‘CATERPILLAR HILL’ By Anne Ireland, 6 x 12 inches, at Gleason Fine Art. |
Slouching toward the vernal equinox and its promises this time of year can be a challenge for even the most committed art audience. Galleries tend to hunker down for the annual Maine economic recession, and are more or less vamping until full spring. Which is OK, since they are often picking from gallery inventory, and they have some good things. One must, however, be prepared to brave the volumes of work in group shows for those things that actually fulfill expectations.
If, following an afternoon's damp, chilly slog through the galleries a disheartened feeling lingers, I suggest a restorative visit in the warm glow of the Lois Dodd show at the PORTLAND MUSEUM OF ART. It is required viewing for anyone with even a passing interest in art. I also suggest a visit to JUNE FITZPATRICK for the last days of the Noriko Sakanishi show.
The path through Portland galleries seems at times to resemble an archaeological dig, drilling down through modal layers that go backward in time from, say, about 2001 to maybe 1945. An artistic generation is maybe seven years, and viewers tend to gravitate toward that which engaged their attention in the first place — comfort levels vary widely. The good news about today's art world is that artists feel free to mine art history at will for styles, ideas, and modes. And viewers can stop and look where they are comfortable.

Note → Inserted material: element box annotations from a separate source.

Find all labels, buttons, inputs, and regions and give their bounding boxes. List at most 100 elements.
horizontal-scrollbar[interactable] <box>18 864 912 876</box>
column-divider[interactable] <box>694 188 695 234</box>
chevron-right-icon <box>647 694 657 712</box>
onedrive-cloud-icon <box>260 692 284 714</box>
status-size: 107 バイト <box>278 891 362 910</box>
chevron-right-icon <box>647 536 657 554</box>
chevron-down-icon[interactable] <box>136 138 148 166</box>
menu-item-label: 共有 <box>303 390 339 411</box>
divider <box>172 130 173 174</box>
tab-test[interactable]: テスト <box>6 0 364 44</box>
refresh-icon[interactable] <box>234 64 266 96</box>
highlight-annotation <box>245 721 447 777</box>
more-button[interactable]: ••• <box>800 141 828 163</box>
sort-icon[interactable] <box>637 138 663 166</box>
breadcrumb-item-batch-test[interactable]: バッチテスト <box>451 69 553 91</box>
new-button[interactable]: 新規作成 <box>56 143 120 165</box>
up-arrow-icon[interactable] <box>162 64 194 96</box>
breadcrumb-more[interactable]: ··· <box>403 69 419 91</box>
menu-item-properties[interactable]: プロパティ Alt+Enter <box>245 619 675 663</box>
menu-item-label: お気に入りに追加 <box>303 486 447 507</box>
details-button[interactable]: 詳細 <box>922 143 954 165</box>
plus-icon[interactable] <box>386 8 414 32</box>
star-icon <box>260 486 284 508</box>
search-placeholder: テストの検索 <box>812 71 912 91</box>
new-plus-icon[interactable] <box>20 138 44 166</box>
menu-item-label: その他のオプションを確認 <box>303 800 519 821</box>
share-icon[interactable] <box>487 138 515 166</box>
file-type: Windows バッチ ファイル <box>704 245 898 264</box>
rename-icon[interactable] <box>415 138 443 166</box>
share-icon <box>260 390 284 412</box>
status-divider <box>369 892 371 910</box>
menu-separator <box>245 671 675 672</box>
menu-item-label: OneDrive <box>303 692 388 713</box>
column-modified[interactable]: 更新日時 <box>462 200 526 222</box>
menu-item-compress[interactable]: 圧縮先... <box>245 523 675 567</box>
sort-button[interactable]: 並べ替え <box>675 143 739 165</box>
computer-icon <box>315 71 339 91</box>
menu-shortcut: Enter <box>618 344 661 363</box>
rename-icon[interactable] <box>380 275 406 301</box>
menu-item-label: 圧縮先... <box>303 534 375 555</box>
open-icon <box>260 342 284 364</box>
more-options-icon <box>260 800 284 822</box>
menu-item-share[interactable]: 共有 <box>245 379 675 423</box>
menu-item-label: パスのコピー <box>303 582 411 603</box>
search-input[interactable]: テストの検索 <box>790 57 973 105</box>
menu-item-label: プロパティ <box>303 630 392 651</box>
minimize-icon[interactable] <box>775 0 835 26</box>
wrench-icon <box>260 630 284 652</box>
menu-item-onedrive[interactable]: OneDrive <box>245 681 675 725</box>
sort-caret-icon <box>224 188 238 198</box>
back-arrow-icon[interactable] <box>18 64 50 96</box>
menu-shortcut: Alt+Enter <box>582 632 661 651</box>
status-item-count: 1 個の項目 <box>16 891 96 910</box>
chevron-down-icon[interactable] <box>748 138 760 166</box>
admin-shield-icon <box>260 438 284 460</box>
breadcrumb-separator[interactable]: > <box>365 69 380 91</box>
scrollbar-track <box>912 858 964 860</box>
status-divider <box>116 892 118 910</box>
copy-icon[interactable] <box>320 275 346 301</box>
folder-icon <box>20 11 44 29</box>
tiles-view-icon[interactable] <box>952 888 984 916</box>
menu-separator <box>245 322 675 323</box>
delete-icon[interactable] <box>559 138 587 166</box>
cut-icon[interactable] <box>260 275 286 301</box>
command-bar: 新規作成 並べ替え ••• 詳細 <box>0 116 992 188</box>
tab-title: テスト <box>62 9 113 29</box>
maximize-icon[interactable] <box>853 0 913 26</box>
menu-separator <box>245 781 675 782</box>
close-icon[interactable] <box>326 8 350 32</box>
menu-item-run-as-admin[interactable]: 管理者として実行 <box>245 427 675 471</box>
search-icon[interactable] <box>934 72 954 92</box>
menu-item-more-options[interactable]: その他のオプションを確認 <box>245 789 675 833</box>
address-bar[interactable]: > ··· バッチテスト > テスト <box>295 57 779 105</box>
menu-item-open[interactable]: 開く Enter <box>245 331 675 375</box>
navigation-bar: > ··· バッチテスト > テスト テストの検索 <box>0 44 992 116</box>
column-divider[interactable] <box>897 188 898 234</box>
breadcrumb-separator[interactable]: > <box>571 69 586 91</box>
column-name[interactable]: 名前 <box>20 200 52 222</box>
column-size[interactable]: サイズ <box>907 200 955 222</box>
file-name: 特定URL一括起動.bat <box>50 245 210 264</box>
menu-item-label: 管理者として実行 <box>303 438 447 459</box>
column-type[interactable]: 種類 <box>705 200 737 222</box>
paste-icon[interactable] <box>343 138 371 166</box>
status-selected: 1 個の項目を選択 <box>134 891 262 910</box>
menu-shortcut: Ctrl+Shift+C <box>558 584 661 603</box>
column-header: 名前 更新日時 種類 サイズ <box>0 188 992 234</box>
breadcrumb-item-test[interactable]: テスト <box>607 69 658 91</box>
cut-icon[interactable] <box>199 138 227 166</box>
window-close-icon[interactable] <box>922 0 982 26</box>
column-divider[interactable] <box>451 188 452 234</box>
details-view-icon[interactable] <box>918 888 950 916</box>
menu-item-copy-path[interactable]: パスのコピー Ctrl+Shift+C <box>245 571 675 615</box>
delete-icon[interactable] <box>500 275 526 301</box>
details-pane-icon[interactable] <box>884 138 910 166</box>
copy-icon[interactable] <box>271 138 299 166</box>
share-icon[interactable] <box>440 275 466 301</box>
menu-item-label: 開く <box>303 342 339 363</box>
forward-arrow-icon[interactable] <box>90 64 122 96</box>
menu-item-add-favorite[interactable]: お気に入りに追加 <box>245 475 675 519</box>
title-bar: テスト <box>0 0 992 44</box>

‘HAVE THE COURAGE TO LIVE’ By Melonie Bennett, gelatin-silver print, 13 by 19 inches, at PhoPa Gallery. |
Or uncomfortable. Melonie Bennett has made some of my favorite photographs of country Mainers over the years, images that have the ring of truth. She recently branched out to a small-town night spot and to, of all places, a Kid Rock fan cruise. These images show a common side of Maine as well as some hard-core partying at sea. The evenings at the bar are not likely to find their way into tourist-centered publications, and the cruise resulted in a nonagenarian winning the "Miss Lucky Bitch 2012" bikini prize. "Bad Ass" is a report from some wild kingdom adventures. At PHOPA GALLERY on Washington Avenue.
SPACE GALLERY on Congress Street covers a lot of recent art-historical ground in March, surfing the decades from the '70s to more or less today. "Moon Moves," the installation by Jeffrey Kurosaki and Tara Pelletier in the gallery, uses mechanics, sound, and viewers' presence as metaphor. Britta Konau wrote about Natasha Mayers's wall of social commentary images, "World Banksters" (See "Postcards from the Conscience," February 15). Ann Buckwalter's "Gone Along Are the Animals" are post-modernist essays into the pain of identity, lying somewhere on short continuum between cartoons and ironic illustrations. Carly Glovinski's pixelated window of colored pencil ends mashes art school, digital reproduction, and Seurat.